The extra measures taken to protect students and staff will not be obvious outwardly. “No classroom teacher or paraprofessional is going to be walking around with a weapon attached to them — we believe that would be detrimental to what we are here first and foremost to do — provide a Christcentered education to your children,” McCormick told parents and guardians in his Facebook Live comments.

All approved weapons and ammunition are secured and locked placed strategically in the system’s three buildings. For safety and security reasons the locations where the weapons will be kept are known only to team members and to administrators. Also, for safety and security reasons the names and number of team members are known only to school administration and board members. “These team members are also known to our local law enforcement so they are identifiable in the event law enforcement enters the building during an active threat,” McCormick assured.

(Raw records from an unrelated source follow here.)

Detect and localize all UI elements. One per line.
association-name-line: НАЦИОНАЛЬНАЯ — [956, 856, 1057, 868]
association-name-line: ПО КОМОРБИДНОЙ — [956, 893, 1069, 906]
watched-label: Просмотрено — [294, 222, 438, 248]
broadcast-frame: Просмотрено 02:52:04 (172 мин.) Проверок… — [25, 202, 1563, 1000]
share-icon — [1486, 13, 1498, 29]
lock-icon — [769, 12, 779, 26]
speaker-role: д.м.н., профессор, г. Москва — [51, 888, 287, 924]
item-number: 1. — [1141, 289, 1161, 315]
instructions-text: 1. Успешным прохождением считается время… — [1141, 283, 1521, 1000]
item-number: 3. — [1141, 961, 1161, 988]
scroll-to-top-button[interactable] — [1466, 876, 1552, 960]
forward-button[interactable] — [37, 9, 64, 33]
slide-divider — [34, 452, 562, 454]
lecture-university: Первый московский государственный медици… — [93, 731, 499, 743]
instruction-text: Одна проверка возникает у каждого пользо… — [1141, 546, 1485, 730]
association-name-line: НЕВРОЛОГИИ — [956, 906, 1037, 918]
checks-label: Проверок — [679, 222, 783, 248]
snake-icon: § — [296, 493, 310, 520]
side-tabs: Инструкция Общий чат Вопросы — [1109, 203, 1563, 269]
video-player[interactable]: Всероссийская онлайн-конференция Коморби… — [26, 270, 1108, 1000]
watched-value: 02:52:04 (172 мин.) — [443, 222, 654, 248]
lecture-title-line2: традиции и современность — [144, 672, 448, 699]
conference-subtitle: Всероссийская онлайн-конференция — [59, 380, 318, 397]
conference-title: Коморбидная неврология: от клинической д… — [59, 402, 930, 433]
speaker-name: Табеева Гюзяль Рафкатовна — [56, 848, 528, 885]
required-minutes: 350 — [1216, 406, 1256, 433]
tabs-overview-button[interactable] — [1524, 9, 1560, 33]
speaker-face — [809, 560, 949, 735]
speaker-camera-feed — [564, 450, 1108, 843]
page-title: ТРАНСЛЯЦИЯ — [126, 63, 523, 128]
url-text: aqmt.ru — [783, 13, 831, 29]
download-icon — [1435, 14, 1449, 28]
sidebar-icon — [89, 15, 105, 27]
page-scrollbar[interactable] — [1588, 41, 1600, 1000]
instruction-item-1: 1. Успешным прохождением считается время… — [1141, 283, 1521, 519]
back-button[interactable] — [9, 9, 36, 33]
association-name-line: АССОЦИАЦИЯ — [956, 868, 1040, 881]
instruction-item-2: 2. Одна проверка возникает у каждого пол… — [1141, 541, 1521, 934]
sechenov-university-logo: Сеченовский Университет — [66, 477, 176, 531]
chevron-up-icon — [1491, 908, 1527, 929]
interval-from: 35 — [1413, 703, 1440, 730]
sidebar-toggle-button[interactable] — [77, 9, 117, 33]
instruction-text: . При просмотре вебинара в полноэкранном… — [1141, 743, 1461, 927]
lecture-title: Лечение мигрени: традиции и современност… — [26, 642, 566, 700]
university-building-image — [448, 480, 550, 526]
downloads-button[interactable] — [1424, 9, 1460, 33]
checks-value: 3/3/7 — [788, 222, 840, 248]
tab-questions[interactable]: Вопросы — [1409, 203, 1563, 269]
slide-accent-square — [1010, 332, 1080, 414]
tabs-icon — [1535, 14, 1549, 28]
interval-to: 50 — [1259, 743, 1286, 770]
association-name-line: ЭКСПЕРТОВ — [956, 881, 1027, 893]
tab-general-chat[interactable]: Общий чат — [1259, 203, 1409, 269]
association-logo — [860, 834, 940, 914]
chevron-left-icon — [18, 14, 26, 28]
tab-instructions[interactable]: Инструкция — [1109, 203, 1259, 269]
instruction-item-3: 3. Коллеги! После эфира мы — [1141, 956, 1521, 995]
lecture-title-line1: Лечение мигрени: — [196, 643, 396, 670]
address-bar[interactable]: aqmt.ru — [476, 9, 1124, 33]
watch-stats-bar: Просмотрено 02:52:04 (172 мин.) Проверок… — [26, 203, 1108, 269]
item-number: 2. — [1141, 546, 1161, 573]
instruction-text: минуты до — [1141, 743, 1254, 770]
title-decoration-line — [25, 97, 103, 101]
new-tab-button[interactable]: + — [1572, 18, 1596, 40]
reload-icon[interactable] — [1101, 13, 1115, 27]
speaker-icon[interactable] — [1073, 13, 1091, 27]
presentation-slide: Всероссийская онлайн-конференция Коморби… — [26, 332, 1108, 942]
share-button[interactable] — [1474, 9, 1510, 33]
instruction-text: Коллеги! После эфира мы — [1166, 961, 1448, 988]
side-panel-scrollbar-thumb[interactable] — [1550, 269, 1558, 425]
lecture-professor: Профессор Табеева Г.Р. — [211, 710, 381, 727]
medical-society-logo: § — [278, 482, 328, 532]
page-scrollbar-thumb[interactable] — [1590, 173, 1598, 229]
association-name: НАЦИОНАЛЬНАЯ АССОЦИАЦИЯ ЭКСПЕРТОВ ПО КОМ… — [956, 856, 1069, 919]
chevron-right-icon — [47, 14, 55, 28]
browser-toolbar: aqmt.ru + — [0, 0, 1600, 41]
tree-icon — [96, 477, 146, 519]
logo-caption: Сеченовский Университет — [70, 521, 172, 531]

McCormick, who has been principal at VHA for 16 years, said, “There is so much more to our plans than simply arming and training a select group of employees to engage an active threat—and we have put so much thought and planning into all of them. Why, because these are “our” kids. We spend 7.5 hours a day, 180 days per year with them and we are vitally connected to them as our family.” He emphasized, “These team members are the people who are with these students everyday — and already close in the event of a crisis. We are not going to wait and sit by idly by and hope that law enforcement gets here in time.” VHA parents and guardians, who were emailed copies of the new policy, were invited to contact the school with any concerns or comments. McCormick said so far, no one has objected. “It’s been nothing but praise. They say, ‘Thank you for protecting our children. The world is crazy.’ ” Response from the Board of Directors and the school staff has been unanimously supportive, he added. Before VHA administrators announced the new plan to staff and parents, they met with Vidalia and Toombs County law enforcement to advise them of the new protocol. The school is also working to develop and refine its relationship with local law enforcement, specifically regarding immediate notification in the event of community emergencies that necessitate a school lockdown. McCormick said he is not aware of any other schools in this area, outside of Laurens County, which is instituting a similar plan to VHA’s. McCormick commented on the fact that the willingness to use deadly force in a Christian-centered school may be controversial for many. “I believe that it is easy to reconcile protecting our children with Christian beliefs. We are not police; we are not here to arrest. We are here because these are our children and we are entrusted with their protection. How could we say that we believe in the sanctity of life when these children might be needlessly harmed because nobody did anything? There is nothing Christian about letting that take place.”